I'd Sure Hate to Break Down Here
by Minisinoo
Summary: Three conversations in Ororo's Garden. Post X2. Features Storm and a comics character introduced to movieverse. Written for the 2005 XMM Ficathon. Not a romance, not a songfic title notwithstanding .


**I'd Sure Hate to Break Down Here**  
** Minisinoo**

**Notes:** Done for the 2005 XMM Ficathon, for Apathocles; see the end for full notes and the terms of her request.

* * *

Ororo was kneeling in the dirt, engaged in her favorite pastime when she saw him coming down the steps of the whitewashed portico that extended out from the rear of the conservatory. He was walking at an almost normal pace, though no one was with him to require that. His hands were shoved deep in his pockets and his shoulders slumped. 

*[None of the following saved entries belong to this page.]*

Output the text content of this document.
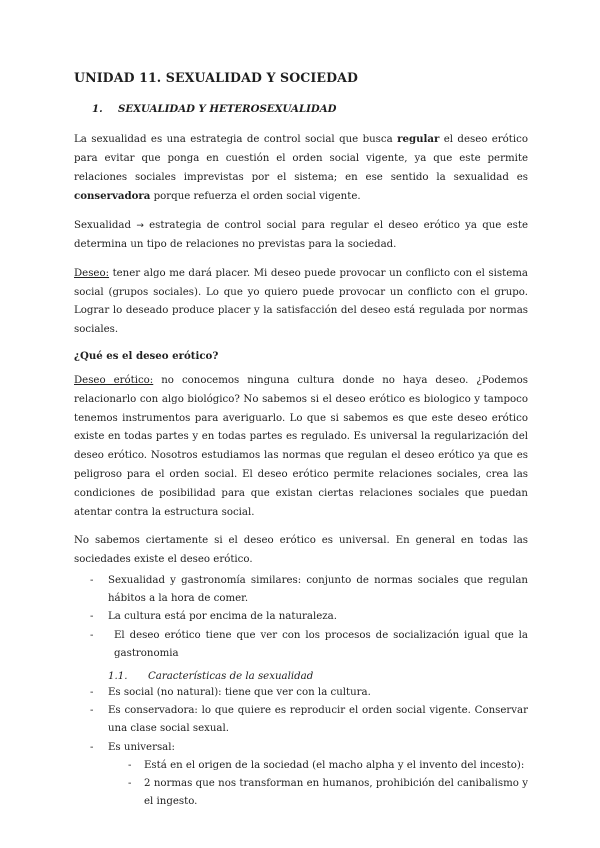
UNIDAD 11. SEXUALIDAD Y SOCIEDAD
1. SEXUALIDAD Y HETEROSEXUALIDAD

La sexualidad es una estrategia de control social que busca regular el deseo erótico para evitar que ponga en cuestión el orden social vigente, ya que este permite relaciones sociales imprevistas por el sistema; en ese sentido la sexualidad es conservadora porque refuerza el orden social vigente.

Sexualidad → estrategia de control social para regular el deseo erótico ya que este determina un tipo de relaciones no previstas para la sociedad.

Deseo: tener algo me dará placer. Mi deseo puede provocar un conflicto con el sistema social (grupos sociales). Lo que yo quiero puede provocar un conflicto con el grupo. Lograr lo deseado produce placer y la satisfacción del deseo está regulada por normas sociales.

¿Qué es el deseo erótico?

Deseo erótico: no conocemos ninguna cultura donde no haya deseo. ¿Podemos relacionarlo con algo biológico? No sabemos si el deseo erótico es biologico y tampoco tenemos instrumentos para averiguarlo. Lo que si sabemos es que este deseo erótico existe en todas partes y en todas partes es regulado. Es universal la regularización del deseo erótico. Nosotros estudiamos las normas que regulan el deseo erótico ya que es peligroso para el orden social. El deseo erótico permite relaciones sociales, crea las condiciones de posibilidad para que existan ciertas relaciones sociales que puedan atentar contra la estructura social.

No sabemos ciertamente si el deseo erótico es universal. En general en todas las sociedades existe el deseo erótico.

- Sexualidad y gastronomía similares: conjunto de normas sociales que regulan hábitos a la hora de comer.
- La cultura está por encima de la naturaleza.
- El deseo erótico tiene que ver con los procesos de socialización igual que la gastronomia
1.1. Características de la sexualidad
- Es social (no natural): tiene que ver con la cultura.
- Es conservadora: lo que quiere es reproducir el orden social vigente. Conservar una clase social sexual.
- Es universal:
- Está en el origen de la sociedad (el macho alpha y el invento del incesto):
- 2 normas que nos transforman en humanos, prohibición del canibalismo y el ingesto.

She paused in her work to sit back on her heels, wiping a little sweat off her forehead. Her hair was hidden under a pink bandana, and if she didn't really care for the color pink, one of the children had given it to her as a present, so she wore it. Pink was just as good at holding back hair as any other color. "Hello!" she called now, making him start. He'd obviously been deep in thought and unaware of his surroundings. Seeing her kneeling among the mums, he made his way over and squatted down beside her.

"Ororo, right?"

"Correct. And a good morning to you, Pietro. I trust that you slept well?" She pulled off her right glove to offer her hand, though they'd already met formally at dinner last night.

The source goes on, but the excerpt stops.